No último mês de março, o Governo prorrogou quase 7 mil contratos temporários apenas na Educação.

Mas o que chama a atenção é o fato de que essas contratações obedecem exclusivamente ao critério da indicação política de deputados, prefeitos e vereadores que integram a base aliada do Governo, violando princípios da impessoalidade, moralidade e do concurso público.

Um professor graduado em matemática pela Universidade Federal do Tocantins já relatou ao AF Notícias a dificuldade para conseguir um contrato de trabalho na educação do Estado devido à interferência política. Ele disse, na época, que entregou currículo em várias Diretorias Regionais de Educação, inclusive em Araguaína, mas não obteve retorno. Matemática é uma das áreas com maior déficit.

No relato, o professor conta que foi orientado a pedir ajuda a ‘algum político’ para conseguir o emprego. Indignado, ele afirmou que não se sujeitaria a essa ‘barganha’ por questões éticas.

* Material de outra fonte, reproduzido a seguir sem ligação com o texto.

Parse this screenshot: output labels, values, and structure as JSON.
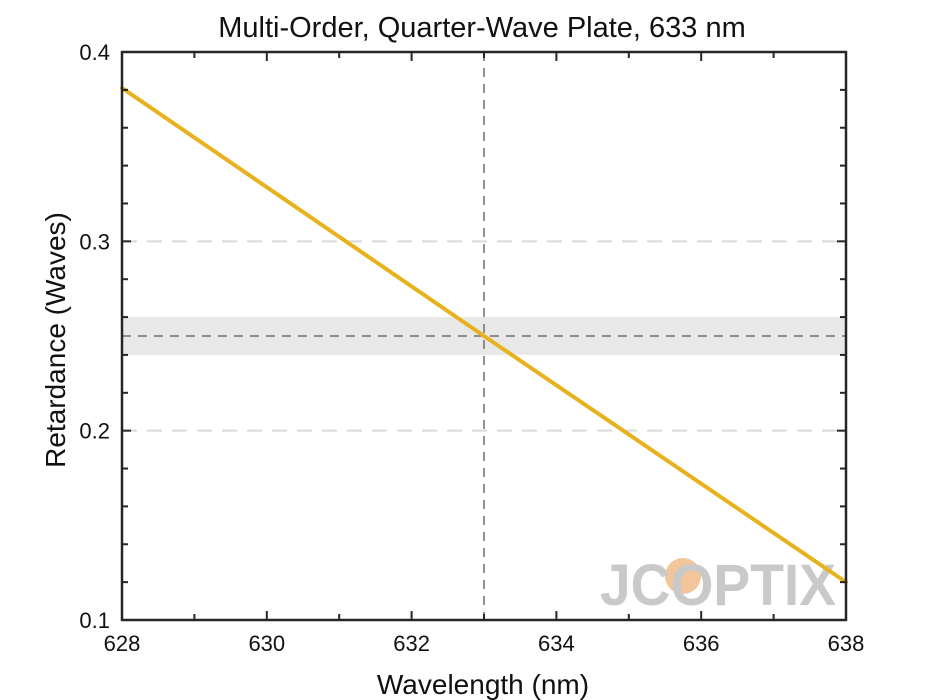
{
  "chart_data": {
    "type": "line",
    "title": "Multi-Order, Quarter-Wave Plate, 633 nm",
    "xlabel": "Wavelength (nm)",
    "ylabel": "Retardance (Waves)",
    "xlim": [
      628,
      638
    ],
    "ylim": [
      0.1,
      0.4
    ],
    "x_ticks": [
      628,
      630,
      632,
      634,
      636,
      638
    ],
    "y_ticks": [
      0.1,
      0.2,
      0.3,
      0.4
    ],
    "x_tick_labels": [
      "628",
      "630",
      "632",
      "634",
      "636",
      "638"
    ],
    "y_tick_labels": [
      "0.1",
      "0.2",
      "0.3",
      "0.4"
    ],
    "series": [
      {
        "name": "Retardance",
        "color": "#e8b21f",
        "x": [
          628,
          633,
          638
        ],
        "y": [
          0.381,
          0.25,
          0.12
        ]
      }
    ],
    "target_retardance": 0.25,
    "tolerance_band": [
      0.24,
      0.26
    ],
    "center_wavelength": 633,
    "y_grid_dashed": [
      0.2,
      0.3
    ],
    "band_color": "#e8e8e8",
    "grid_color": "#d9d9d9",
    "reference_line_color": "#6f6f6f"
  },
  "watermark": {
    "text": "JCOPTIX",
    "color": "#c9c9c9",
    "accent_color": "#f2c59a"
  }
}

Na ocasião, o professor também cobrou ação por parte do Sindicato dos Trabalhadores em Educação no Estado do Tocantins (Sintet) para coibir essa prática imoral. O presidente da entidade, José Roque Santiago afirmou que o sindicato luta contra ‘todas as ingerências políticas nas escolas‘. 

Santiago acrescentou que o sindicato reivindica a realização de concurso público na rede estadual de educação há muito tempo, mas não obtém resposta do Governo. O Sintet chegou a ajuizar um mandado de segurança coletivo em 2016 para que a justiça obrigue o Estado a realizar concurso público, mas nada foi resolvido até agora.